DR Opéra de Marseille
Il est fort dommage que peu de gens connaissent la Cléopâtre de Jules Massenet. Curieusement la Reine d’Egypte sauce rémoulade franco-égyptienne ne trouva pas son public. Espérons que dès aujourd’hui, car venant après les représentations stéphanoises de 1990, Barcelone quatre ans plus tard (avec Caballé !) et le concert salzbourgeois l’année dernière, l’avant-dernière œuvre du compositeur trouve enfin sa place dans les théâtres.
Massenet termina son opéra péplum deux mois avant sa mort, en 1912, pour être créé en 1914, à l'Opéra de Monte-Carlo. La présentation parisienne eut lieu en octobre 1919, au Théâtre-Lyrique du Vaudeville. Pour finalement tomber dans l’oubli et le dédain.
L'intrigue, véritable drame passionnel, se concentre sur les dernières amours de la souveraine égyptienne. Son cœur (ou son nez ?) balance entre son soi-disant amant Spakos, qu'elle n'aime plus vraiment, le triumvir Marc-Antoine déjà promis à Octavie, et la guerre qu'Octave a déclaré à l'Egypte.

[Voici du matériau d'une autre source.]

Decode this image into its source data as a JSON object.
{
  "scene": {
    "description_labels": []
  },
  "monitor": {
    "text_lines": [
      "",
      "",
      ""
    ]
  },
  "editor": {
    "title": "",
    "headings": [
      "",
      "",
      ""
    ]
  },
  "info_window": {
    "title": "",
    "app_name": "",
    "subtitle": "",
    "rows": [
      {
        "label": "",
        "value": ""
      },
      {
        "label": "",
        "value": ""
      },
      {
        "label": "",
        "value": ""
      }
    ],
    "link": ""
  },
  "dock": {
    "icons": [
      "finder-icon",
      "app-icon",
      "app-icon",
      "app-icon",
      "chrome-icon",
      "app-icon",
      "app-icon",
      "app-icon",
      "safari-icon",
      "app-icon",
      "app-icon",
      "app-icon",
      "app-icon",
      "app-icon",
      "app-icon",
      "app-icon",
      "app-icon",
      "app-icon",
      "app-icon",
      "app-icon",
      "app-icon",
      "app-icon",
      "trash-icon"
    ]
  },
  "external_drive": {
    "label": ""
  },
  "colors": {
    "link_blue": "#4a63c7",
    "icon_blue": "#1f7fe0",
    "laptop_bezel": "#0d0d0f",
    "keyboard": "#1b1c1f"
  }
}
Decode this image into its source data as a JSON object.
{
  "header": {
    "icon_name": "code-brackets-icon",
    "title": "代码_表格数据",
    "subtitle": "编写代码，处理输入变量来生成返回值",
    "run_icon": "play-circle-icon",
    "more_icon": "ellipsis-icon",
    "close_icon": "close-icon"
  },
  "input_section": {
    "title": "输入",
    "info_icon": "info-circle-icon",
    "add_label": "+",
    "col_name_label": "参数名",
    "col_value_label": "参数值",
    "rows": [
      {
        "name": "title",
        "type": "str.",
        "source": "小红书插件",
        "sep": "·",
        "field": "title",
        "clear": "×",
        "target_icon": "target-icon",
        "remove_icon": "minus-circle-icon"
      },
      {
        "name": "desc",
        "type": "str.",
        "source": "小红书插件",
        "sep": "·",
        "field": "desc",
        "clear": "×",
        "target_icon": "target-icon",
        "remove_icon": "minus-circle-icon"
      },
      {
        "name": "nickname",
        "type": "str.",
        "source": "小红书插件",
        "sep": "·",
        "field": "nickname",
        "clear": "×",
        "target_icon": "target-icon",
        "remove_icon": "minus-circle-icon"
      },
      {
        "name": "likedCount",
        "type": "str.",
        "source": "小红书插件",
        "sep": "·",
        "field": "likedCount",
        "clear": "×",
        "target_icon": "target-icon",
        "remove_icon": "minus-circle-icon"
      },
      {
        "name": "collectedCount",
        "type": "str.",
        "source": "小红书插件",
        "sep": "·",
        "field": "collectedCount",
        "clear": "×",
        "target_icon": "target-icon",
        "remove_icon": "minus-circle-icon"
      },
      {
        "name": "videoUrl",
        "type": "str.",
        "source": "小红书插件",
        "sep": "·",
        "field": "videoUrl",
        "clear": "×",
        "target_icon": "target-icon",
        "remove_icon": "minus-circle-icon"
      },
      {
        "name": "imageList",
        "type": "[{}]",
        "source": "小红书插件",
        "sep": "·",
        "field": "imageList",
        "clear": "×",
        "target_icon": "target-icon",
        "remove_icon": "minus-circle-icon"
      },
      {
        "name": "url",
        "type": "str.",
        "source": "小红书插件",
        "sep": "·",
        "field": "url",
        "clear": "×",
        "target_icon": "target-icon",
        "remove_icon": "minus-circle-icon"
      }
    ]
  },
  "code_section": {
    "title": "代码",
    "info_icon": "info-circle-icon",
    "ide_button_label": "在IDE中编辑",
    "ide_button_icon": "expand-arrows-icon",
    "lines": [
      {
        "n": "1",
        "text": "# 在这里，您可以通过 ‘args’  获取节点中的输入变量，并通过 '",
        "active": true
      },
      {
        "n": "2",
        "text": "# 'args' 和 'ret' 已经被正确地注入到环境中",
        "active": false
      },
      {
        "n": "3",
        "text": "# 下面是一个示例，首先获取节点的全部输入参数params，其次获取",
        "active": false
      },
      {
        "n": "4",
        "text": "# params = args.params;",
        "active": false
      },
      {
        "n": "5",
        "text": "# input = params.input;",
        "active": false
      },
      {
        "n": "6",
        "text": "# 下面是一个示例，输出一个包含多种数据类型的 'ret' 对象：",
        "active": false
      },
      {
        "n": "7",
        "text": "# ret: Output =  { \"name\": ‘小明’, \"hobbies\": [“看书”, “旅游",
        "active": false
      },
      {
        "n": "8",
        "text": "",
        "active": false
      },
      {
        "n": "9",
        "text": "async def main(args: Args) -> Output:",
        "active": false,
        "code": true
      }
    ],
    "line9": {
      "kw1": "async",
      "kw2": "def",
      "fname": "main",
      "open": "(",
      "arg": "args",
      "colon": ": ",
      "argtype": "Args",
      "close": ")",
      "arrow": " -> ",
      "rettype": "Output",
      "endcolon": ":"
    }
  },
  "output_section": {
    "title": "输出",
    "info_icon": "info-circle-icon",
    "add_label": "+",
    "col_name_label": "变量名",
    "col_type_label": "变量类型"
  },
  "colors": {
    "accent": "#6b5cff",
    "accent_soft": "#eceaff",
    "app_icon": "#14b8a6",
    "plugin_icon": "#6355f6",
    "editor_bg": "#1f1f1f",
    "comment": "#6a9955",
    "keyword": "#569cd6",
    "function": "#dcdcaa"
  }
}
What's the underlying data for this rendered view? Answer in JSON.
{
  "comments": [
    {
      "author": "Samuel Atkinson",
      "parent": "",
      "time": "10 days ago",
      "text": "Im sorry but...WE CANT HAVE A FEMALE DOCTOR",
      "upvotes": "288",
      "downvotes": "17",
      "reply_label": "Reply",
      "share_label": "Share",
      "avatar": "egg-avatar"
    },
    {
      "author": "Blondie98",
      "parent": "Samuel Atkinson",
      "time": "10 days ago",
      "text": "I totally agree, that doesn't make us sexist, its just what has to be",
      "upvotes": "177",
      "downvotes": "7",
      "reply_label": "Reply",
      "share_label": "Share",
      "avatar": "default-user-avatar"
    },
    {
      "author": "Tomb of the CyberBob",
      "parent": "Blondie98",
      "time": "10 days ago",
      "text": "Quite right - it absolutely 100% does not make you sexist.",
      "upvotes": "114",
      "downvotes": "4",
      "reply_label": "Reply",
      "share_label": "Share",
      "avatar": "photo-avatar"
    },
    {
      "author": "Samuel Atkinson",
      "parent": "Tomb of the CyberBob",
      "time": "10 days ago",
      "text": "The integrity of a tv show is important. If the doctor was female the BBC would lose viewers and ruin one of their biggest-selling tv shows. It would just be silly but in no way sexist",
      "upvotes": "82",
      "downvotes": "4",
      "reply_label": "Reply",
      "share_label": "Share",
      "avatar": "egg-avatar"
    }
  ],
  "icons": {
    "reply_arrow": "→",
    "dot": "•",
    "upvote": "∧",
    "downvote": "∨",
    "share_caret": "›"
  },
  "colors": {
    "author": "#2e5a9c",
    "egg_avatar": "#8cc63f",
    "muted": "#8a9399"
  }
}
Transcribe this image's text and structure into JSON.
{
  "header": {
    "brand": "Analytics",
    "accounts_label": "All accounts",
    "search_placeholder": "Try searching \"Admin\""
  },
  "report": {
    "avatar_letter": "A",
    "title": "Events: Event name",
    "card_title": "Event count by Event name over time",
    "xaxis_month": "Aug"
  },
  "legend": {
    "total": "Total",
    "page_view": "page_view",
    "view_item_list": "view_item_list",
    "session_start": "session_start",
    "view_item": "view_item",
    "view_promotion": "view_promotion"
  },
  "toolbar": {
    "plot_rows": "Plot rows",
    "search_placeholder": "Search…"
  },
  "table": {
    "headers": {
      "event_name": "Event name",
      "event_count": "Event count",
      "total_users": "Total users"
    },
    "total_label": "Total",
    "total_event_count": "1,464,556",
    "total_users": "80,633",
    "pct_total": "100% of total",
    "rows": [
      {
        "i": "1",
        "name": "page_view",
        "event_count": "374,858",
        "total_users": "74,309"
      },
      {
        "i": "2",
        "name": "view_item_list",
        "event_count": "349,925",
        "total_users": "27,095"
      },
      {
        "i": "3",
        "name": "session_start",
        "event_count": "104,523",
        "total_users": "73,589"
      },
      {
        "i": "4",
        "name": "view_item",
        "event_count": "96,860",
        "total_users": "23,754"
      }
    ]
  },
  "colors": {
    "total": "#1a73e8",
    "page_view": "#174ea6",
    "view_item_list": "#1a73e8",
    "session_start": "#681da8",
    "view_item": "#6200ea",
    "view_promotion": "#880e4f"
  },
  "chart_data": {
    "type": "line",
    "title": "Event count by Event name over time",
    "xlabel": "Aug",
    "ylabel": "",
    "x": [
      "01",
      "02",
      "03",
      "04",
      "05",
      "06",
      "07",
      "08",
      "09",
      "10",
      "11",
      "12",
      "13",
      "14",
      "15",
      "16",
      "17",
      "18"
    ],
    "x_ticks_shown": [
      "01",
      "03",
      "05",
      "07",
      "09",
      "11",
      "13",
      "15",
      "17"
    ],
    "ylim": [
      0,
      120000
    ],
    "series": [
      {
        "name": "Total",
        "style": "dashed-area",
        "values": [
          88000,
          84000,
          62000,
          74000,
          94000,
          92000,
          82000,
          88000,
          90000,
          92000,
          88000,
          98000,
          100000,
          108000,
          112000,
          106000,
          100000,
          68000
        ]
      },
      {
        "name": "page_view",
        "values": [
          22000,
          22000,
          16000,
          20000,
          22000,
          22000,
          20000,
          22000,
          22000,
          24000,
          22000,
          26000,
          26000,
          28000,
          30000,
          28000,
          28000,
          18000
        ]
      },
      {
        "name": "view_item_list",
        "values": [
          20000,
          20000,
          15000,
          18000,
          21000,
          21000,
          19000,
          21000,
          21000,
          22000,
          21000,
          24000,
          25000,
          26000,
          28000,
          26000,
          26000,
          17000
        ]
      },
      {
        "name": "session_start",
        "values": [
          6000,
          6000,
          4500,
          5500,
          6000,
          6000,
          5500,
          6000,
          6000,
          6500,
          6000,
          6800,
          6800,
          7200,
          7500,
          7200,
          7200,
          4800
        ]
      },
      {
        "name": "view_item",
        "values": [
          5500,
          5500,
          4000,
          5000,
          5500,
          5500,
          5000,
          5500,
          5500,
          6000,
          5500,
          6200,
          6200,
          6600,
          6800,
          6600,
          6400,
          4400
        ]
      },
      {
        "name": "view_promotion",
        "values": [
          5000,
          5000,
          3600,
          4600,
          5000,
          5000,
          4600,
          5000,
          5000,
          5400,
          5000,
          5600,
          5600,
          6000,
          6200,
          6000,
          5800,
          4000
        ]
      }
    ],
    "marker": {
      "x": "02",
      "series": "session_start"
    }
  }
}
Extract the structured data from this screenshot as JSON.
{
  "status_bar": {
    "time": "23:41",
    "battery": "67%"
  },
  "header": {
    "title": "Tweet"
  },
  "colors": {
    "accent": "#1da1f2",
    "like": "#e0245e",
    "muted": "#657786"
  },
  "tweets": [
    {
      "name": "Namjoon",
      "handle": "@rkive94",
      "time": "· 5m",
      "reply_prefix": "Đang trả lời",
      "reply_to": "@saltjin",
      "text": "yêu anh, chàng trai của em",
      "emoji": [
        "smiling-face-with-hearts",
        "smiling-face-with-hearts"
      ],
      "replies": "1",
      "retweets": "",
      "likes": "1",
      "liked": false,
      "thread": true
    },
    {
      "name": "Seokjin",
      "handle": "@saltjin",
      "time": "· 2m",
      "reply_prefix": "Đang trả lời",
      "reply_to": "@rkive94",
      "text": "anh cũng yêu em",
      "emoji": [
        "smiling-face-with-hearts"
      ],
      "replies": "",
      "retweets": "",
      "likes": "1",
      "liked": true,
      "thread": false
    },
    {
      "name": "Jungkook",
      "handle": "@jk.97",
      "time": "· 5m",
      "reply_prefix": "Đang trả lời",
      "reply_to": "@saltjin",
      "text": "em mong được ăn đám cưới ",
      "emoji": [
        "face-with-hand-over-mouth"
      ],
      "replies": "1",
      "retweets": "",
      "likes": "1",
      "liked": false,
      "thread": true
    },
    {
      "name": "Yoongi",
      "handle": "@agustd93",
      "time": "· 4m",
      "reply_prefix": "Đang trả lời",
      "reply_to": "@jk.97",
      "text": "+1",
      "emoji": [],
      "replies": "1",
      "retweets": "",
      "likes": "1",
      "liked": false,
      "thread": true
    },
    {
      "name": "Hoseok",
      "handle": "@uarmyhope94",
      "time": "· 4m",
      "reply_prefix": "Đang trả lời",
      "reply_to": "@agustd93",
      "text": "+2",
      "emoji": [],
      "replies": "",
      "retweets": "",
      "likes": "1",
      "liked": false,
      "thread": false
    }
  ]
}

Les péripéties ne manquent pas dans un livret que n’aurait pas renié le plus médiocre scénariste de Cinecitta. Evidemment, c'est la mort qui l'emportera, apparemment seul moyen de pouvoir vivre pleinement l'amour désiré. Eros et Thanatos, ici comme ailleurs, sont souvent indissociables.
La musique, qui sent la fin de règne, est parfois de bonne qualité. Quelques pages, dont l’Ouverture, les marches militaires, les ballets ou même la mort de Cléopâtre sont de grands moments de lyrisme et de théâtre, mais les matériaux musicaux ne s'organisent pas avec la même cohérence que dans Thaïs ou Hérodiade... Les deux personnages principaux sont par contre superbement bien dessinés et offrent de réelles potentialités aux interprètes entre jeux de l'amour et du pouvoir, de la jalousie et de la séduction...
On le voit. Mettre en scène ces deux heures de musique relève de la gageure. Voilà une partition qui accuse forcément malgré quelques fulgurances les limites du genre sur un « poème » des duettistes Payen et Cain qui vous ferait prendre le texte de la pire des espagnolades de Lopez pour du Proust.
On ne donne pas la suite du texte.